Labour’s policy paper says the plan will involve “focusing additional resource on segments with the greatest complexity and return”, a sentence that is easily wandered past. It’s important, however, because it tells us from whom the billions will be extracted.

“Return” here means the tax you get back from £1 invested in spotting and stopping tax dodges. In tax talk this is known as “compliance yield”, and it varies by an order of magnitude depending on whom you investigate.Research by the independent think tank Taxwatch shows that £1 spent on compliance in 2021-22 (the latest figures published by HMRC) returned £6.60 when it was targeted at individuals, but it returned £11.40 when targeted at wealthy individuals and £39.20 when it addressed large businesses.

It’s important that HMRC prosecutes some individuals and small businesses to deter them from tax shenanigans, but investigating and challenging the tax paid (or rather, not paid) by big multinationals is about six times as lucrative.

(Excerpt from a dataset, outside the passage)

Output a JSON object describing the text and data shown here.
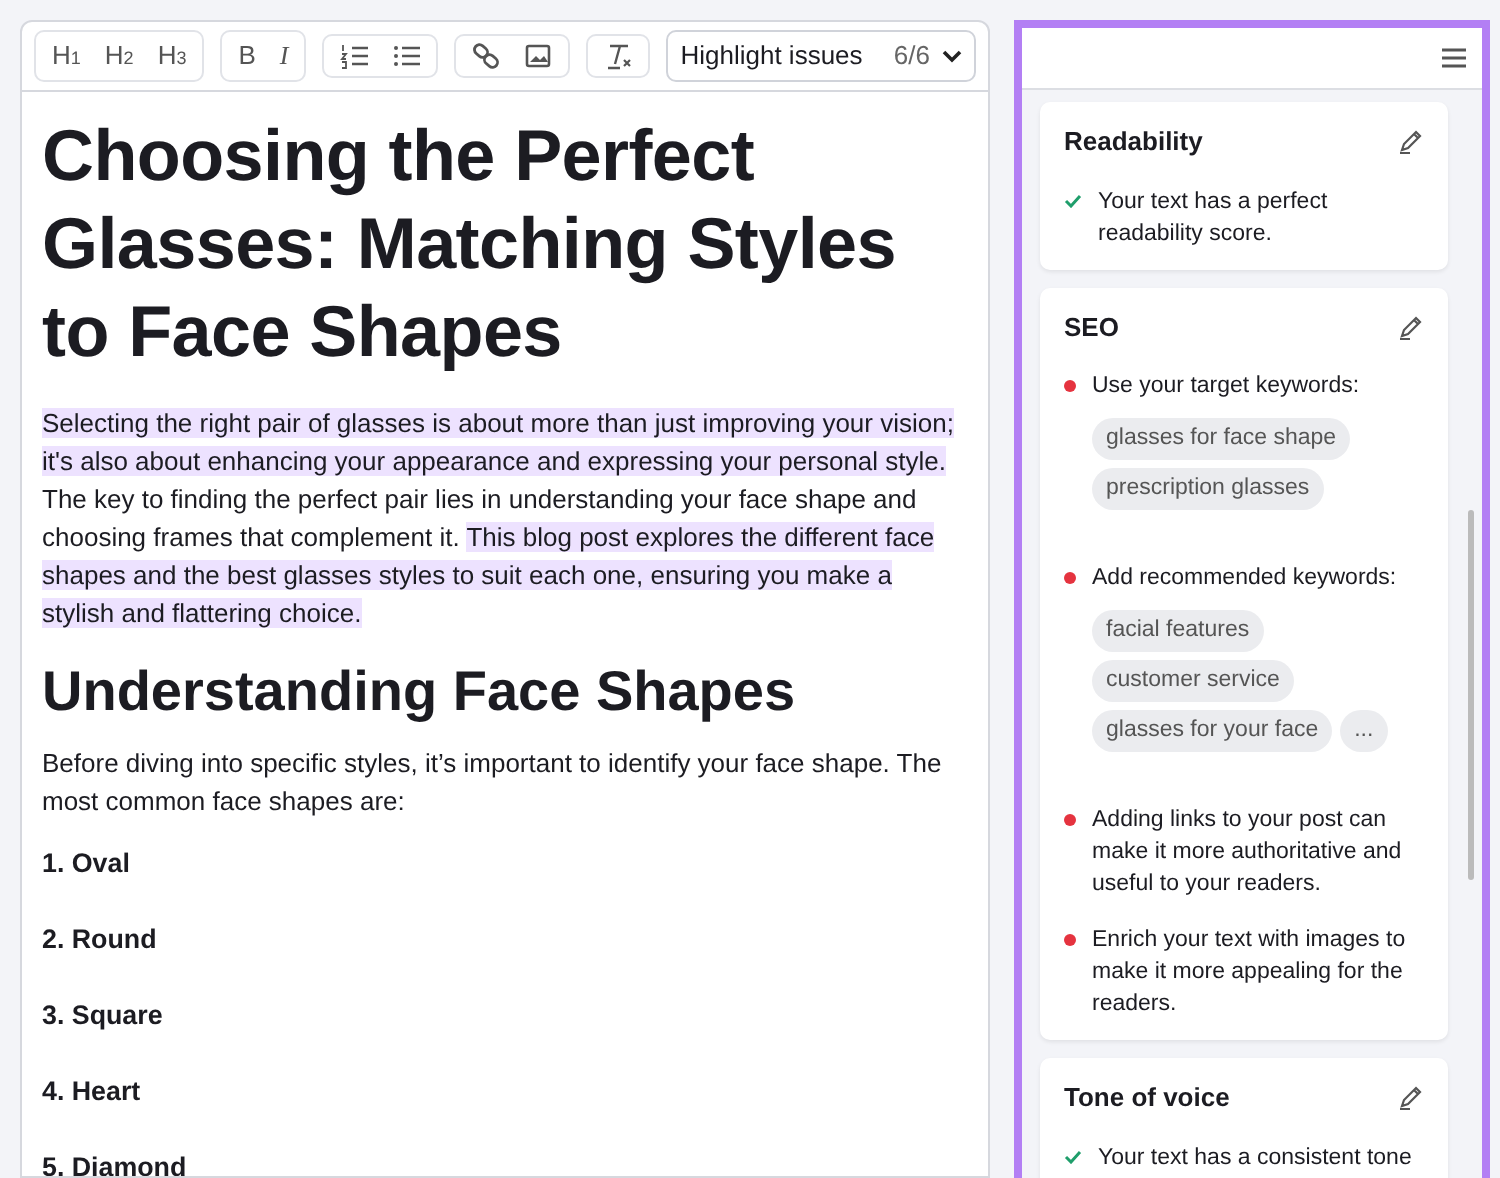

...and suddenly this recent headline takes on a new light:

Former Shell chief stokes London listing departure fears

https://www.cityam.com/former-shell-chief-stokes-london-listing-departure-fears/

Putting it all together I expect Labour will try and tax worldwide profits of UK listed companies, and then allow a credit for taxes actually paid elsewhere - rendering off-shore shenanigans moot. No wonder firms are hinting they may relocate!

The plus side from the first article is that allegedly Labour aren't going to muck about with the tax system itself - although I will beleive that when I see it!